Dans le même temps, les attitudes sociales envers la mort évoluaient. Tandis qu’avant, le cimetière de l’église était censé être un mémento mori, rappelant que vous feriez aussi connaissance avec votre créateur un jour et que vous feriez donc mieux de vous organiser à l’époque victorienne, où hommes, femmes, enfants et personnes âgées mourant à un rythme sans précédent, les gens ne voulaient pas se souvenir de la mort et de la damnation lorsqu'ils enterraient leurs morts. Ils voulaient pleurer en paix.
L'architecte Sir Islington Wren avait introduit l'idée d'un cimetière semblable à un jardin à la périphérie de la ville dès 1711, mais ce n'est qu'au 19ème siècle que les cimetières ruraux ont fait leur chemin. Quand ils l'ont fait, tout a changé avec la mort.

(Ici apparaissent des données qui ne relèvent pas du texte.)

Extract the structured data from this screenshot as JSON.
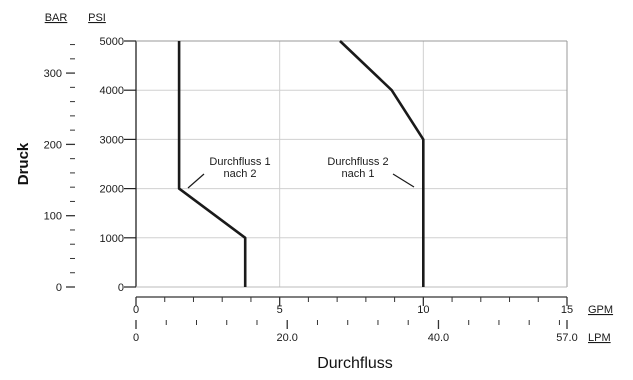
{
  "chart_data": {
    "type": "line",
    "xlabel": "Durchfluss",
    "ylabel": "Druck",
    "x_primary": {
      "unit": "GPM",
      "range": [
        0,
        15
      ],
      "major_ticks": [
        0,
        5,
        10,
        15
      ],
      "tick_labels": [
        "0",
        "5",
        "10",
        "15"
      ]
    },
    "x_secondary": {
      "unit": "LPM",
      "range": [
        0,
        57.0
      ],
      "major_ticks": [
        0,
        20.0,
        40.0,
        57.0
      ],
      "tick_labels": [
        "0",
        "20.0",
        "40.0",
        "57.0"
      ]
    },
    "y_primary": {
      "unit": "PSI",
      "range": [
        0,
        5000
      ],
      "major_ticks": [
        0,
        1000,
        2000,
        3000,
        4000,
        5000
      ],
      "tick_labels": [
        "0",
        "1000",
        "2000",
        "3000",
        "4000",
        "5000"
      ]
    },
    "y_secondary": {
      "unit": "BAR",
      "range": [
        0,
        345
      ],
      "major_ticks": [
        0,
        100,
        200,
        300
      ],
      "tick_labels": [
        "0",
        "100",
        "200",
        "300"
      ]
    },
    "grid": true,
    "series": [
      {
        "name": "Durchfluss 1 nach 2",
        "points": [
          [
            3.8,
            0
          ],
          [
            3.8,
            1000
          ],
          [
            1.5,
            2000
          ],
          [
            1.5,
            5000
          ]
        ]
      },
      {
        "name": "Durchfluss 2 nach 1",
        "points": [
          [
            10,
            0
          ],
          [
            10,
            3000
          ],
          [
            8.9,
            4000
          ],
          [
            7.1,
            5000
          ]
        ]
      }
    ],
    "annotations": [
      {
        "lines": [
          "Durchfluss 1",
          "nach 2"
        ]
      },
      {
        "lines": [
          "Durchfluss 2",
          "nach 1"
        ]
      }
    ]
  }
}
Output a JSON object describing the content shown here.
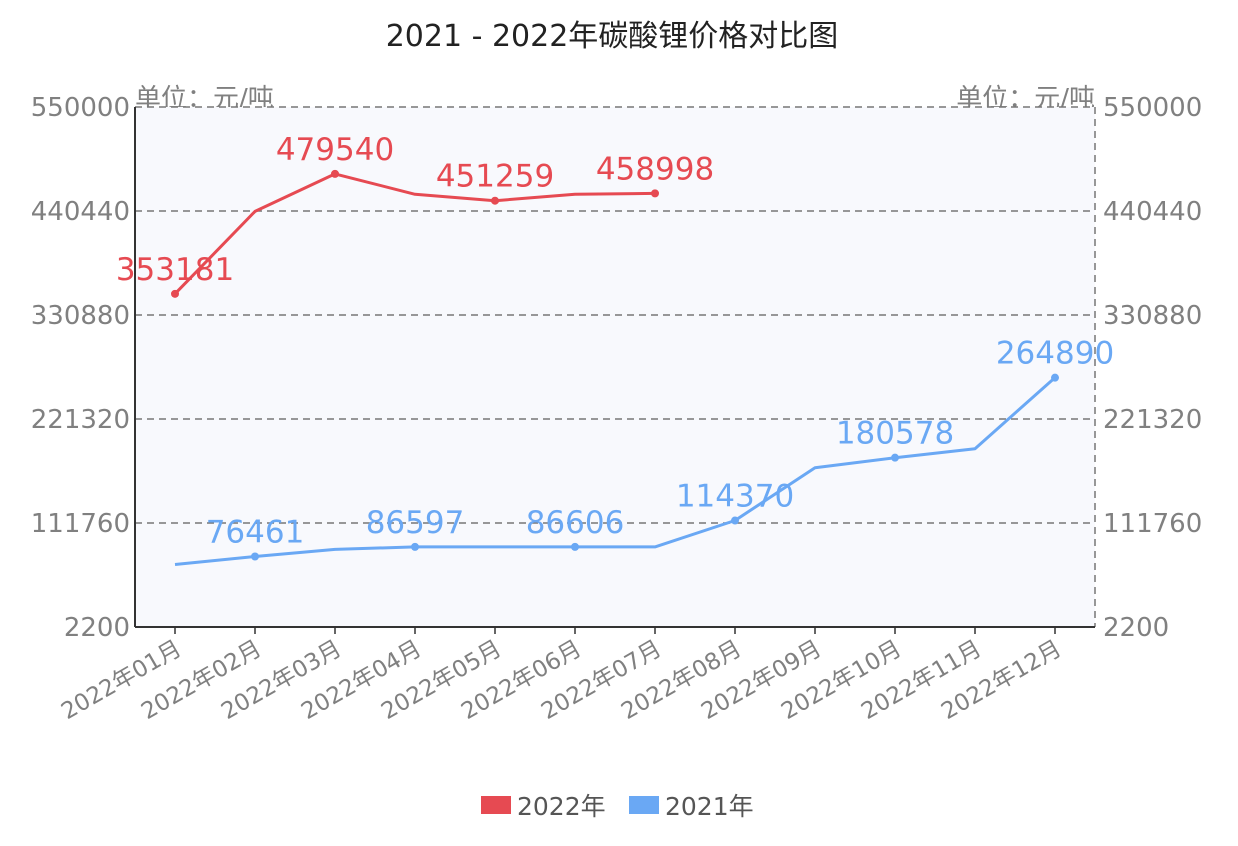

Avec des noms tels que «Green-Wood» et «Forest Lawn», les cimetières sont apparus comme des lieux de répit naturel, et non de pourriture et d'appréhension. Les pelouses herbeuses, les arbres en fleurs et les étangs en font un lieu de repos pour les vivants comme pour les morts. Les crânes et les os croisés des pierres tombales du XVIe siècle ont été remplacés par des symboles d'interprétation plus artistiques tels que les agneaux, les lis et les livres ouverts. Et contrairement aux sépultures religieuses restrictives, dans ces nouveaux cimetières ruraux du XIXe siècle, gérés par des municipalités et ne faisant pas partie de la communauté religieuse, toute personne était la bienvenue.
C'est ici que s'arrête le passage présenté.